Al finalizar la batalla, habiendo tenido ocasión de escapar, Chilavert permaneció sin embargo fumando tranquilamente al pie del cañón hasta que lo llevaron frente a Urquiza. Se produjo una fuerte discusión entre Urquiza y Chilavert, en la cual el primero le recriminó su defección de la causa antirrosista. Chilavert le replicó que el único traidor era él que se había aliado a los brasileños para atacar a su patria. Iracundo, Urquiza ordenó su fusilamiento por la espalda (castigo reservado habitualmente a los traidores), pero cuando lo llevaron sitio de fusilamiento, Chilavert, tras derribar a quienes lo arrastraban, exigió ser fusilado de frente y a cara descubierta. Se defendió a golpes, pero fue ultimado a bayonetazos y golpes de culata. Su cadáver permaneció insepulto varios días.

Consecuencias

Rosas, herido de bala en una mano, huyó a Buenos Aires. En el «Hueco de los sauces» (actual Plaza Garay) redactó su renuncia.

«Creo haber llenado mi deber con mis conciudadanos y compañeros. Si más no hemos hecho en el sostén de nuestra independencia, nuestra identidad, y de nuestro honor, es porque más no hemos podido».

Pocas horas después, protegido por el cónsul británico Robert Gore, Rosas se embarcó en la fragata británica Centaur rumbo al exilio en Gran Bretaña.

A Buenos Aires empezaron a llegar los primeros fugitivos a las 11.00, anunciando la devastadora derrota. Pronto la ciudad quedó acéfala y se iniciaron los saqueos de parte de grupos de vándalos mientras Mansilla se mostraba incapaz de detenerlos, permitiendo finalmente que tropas de las flotas extranjeras entraran en la urbe para proteger a sus ciudadanos, diplomáticos y sus propiedades. Sin embargo, el vandalismo continuó hasta el día. Las tropas de Mansilla eran apenas seis batallones de guardias nacionales que se disolvieron al saber de la derrota.

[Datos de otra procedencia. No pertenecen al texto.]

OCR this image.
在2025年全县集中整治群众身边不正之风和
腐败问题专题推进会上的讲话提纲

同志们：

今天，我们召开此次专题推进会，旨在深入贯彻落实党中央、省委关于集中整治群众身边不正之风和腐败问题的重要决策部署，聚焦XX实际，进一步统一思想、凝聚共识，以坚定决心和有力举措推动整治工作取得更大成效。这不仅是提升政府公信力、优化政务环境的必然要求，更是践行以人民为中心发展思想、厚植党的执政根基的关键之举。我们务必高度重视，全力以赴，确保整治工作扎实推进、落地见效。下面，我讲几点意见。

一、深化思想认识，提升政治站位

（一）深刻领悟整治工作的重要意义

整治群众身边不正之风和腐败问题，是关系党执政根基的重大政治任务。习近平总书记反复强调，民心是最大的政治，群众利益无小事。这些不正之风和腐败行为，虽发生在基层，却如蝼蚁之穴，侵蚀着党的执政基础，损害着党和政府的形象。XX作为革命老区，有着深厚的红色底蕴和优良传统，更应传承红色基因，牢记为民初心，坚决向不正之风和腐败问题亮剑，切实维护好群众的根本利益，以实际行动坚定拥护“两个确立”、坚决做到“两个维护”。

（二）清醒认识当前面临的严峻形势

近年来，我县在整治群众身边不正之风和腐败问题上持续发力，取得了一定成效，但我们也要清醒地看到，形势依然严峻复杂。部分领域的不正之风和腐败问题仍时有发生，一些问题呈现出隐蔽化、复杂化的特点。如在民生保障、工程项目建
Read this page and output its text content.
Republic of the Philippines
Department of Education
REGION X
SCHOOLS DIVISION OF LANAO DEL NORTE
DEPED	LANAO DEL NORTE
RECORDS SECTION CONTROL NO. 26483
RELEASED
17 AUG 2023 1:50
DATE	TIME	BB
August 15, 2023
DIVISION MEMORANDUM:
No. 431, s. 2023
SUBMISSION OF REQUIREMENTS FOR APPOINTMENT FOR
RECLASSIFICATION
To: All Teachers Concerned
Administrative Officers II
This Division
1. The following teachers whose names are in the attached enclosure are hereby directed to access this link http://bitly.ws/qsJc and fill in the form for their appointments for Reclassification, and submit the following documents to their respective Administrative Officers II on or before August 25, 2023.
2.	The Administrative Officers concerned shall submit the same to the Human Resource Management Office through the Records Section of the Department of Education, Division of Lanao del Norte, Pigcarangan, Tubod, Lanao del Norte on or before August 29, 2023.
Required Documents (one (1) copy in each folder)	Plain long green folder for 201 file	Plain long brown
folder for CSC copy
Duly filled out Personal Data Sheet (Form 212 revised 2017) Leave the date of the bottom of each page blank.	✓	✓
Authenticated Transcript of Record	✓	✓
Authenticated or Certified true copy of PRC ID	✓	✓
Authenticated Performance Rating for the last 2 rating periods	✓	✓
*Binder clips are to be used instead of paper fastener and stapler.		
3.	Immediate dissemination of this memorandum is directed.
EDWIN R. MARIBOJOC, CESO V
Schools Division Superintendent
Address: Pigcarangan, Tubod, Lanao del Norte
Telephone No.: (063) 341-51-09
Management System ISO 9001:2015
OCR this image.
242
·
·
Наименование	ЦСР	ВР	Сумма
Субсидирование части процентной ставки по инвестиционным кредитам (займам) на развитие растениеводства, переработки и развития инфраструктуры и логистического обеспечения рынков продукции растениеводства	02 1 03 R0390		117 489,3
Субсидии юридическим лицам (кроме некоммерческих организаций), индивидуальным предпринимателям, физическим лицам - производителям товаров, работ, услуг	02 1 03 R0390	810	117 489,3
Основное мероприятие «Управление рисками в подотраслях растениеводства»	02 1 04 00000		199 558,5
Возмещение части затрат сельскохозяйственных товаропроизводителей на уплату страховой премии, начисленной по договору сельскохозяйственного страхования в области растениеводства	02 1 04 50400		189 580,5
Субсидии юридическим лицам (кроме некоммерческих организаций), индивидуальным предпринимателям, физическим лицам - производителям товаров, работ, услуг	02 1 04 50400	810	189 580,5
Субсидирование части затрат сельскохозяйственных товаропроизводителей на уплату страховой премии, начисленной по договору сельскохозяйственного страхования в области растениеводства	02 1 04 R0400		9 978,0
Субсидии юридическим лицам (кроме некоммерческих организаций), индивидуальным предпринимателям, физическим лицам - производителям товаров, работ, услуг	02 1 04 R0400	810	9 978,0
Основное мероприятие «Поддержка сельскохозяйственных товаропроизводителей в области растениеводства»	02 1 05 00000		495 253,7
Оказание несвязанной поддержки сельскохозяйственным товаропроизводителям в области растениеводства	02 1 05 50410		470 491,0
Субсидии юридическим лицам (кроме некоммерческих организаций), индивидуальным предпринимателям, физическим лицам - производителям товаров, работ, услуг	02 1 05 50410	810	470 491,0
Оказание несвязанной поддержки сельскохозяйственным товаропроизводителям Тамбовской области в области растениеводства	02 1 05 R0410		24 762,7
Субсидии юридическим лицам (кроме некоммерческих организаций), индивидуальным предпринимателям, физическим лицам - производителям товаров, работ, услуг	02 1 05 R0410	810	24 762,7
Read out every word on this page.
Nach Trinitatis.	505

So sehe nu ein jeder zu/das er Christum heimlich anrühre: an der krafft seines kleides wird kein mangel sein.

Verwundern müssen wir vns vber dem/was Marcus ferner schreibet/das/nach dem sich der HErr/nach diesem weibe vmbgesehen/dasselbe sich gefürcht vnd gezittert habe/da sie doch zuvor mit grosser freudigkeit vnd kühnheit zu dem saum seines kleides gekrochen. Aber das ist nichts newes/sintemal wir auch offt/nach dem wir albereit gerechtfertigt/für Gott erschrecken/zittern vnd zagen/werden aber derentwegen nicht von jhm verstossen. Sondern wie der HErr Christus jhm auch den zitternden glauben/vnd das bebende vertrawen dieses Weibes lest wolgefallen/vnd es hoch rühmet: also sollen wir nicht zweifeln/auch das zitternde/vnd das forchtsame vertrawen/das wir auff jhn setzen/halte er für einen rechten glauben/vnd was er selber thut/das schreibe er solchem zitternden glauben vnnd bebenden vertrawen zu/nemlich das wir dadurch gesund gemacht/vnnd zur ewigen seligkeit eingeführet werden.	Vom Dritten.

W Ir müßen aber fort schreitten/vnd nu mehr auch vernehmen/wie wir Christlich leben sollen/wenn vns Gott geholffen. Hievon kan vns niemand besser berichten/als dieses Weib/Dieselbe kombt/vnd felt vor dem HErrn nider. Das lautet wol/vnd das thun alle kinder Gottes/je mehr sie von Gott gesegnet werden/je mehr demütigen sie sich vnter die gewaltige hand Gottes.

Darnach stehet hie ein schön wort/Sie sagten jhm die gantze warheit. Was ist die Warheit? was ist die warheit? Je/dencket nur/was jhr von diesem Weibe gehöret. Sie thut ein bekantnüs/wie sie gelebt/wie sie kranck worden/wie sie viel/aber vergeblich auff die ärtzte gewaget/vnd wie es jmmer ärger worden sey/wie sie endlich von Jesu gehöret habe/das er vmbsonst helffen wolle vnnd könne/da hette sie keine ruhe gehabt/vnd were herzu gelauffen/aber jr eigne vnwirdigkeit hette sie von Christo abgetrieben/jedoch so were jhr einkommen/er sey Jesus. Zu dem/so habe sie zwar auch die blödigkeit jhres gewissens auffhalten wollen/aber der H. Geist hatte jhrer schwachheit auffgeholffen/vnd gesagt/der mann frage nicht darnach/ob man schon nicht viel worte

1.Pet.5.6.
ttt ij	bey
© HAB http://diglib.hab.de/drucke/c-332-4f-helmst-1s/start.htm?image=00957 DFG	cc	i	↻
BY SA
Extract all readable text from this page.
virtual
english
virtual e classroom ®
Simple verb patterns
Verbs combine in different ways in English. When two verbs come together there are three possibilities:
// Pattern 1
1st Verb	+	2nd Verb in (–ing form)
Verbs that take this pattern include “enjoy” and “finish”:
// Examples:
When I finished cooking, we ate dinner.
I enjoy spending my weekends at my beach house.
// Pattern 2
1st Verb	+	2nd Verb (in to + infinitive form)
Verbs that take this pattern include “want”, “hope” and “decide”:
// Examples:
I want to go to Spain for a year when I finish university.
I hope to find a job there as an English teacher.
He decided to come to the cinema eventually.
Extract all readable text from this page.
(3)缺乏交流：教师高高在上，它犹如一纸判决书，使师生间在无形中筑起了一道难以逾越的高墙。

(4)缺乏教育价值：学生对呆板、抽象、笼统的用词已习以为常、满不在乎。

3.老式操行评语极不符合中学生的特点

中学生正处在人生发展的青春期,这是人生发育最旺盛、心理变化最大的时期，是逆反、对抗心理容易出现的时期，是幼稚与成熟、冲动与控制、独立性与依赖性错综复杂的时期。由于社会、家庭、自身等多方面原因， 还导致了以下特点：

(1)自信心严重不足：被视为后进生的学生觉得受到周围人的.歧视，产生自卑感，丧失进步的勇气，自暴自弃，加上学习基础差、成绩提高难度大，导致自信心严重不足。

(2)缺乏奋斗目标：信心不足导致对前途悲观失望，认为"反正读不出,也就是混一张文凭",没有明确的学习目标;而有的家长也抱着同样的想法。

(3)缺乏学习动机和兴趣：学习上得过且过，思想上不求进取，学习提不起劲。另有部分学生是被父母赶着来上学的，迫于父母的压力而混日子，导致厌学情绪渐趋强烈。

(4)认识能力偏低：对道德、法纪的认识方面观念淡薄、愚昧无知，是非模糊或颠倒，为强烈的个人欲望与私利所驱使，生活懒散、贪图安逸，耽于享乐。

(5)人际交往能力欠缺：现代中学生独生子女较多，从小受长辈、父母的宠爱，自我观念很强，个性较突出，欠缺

Finalmente, el 5 de febrero a pedido de los enviados extranjeros Urquiza envió tres batallones para imponer el orden. Recién quince días después el general victorioso entró en la capital, en un desfile y montando el caballo de Rosas. Poco después se nombró al presidente del Tribunal Superior de Buenos Aires, Vicente López y Planes, como gobernador interino.

Además de la ejecución de Chilavert y varios oficiales rosistas en el campo de batalla, todos los sobrevivientes del Regimiento de Aquino fueron fusilados sin juicio, y sus cadáveres colgados de los árboles de Palermo de San Benito, la residencia de Rosas ocupada por sus vencedores. Tiempo después fueron enjuiciados y ejecutados los miembros del escuadrón de represión rosista conocido como La Mazorca, figurando entre ellos Ciriaco Cuitiño y Leandro Antonio Alén, padre éste último del célebre caudillo radical Leandro N. Alem y abuelo de Hipólito Yrigoyen.

La batalla de Caseros permitió al Partido Unitario de la Argentina organizarse en Buenos Aires, llamar a una constitución, y empezar a definir una estructura de gobierno liberal.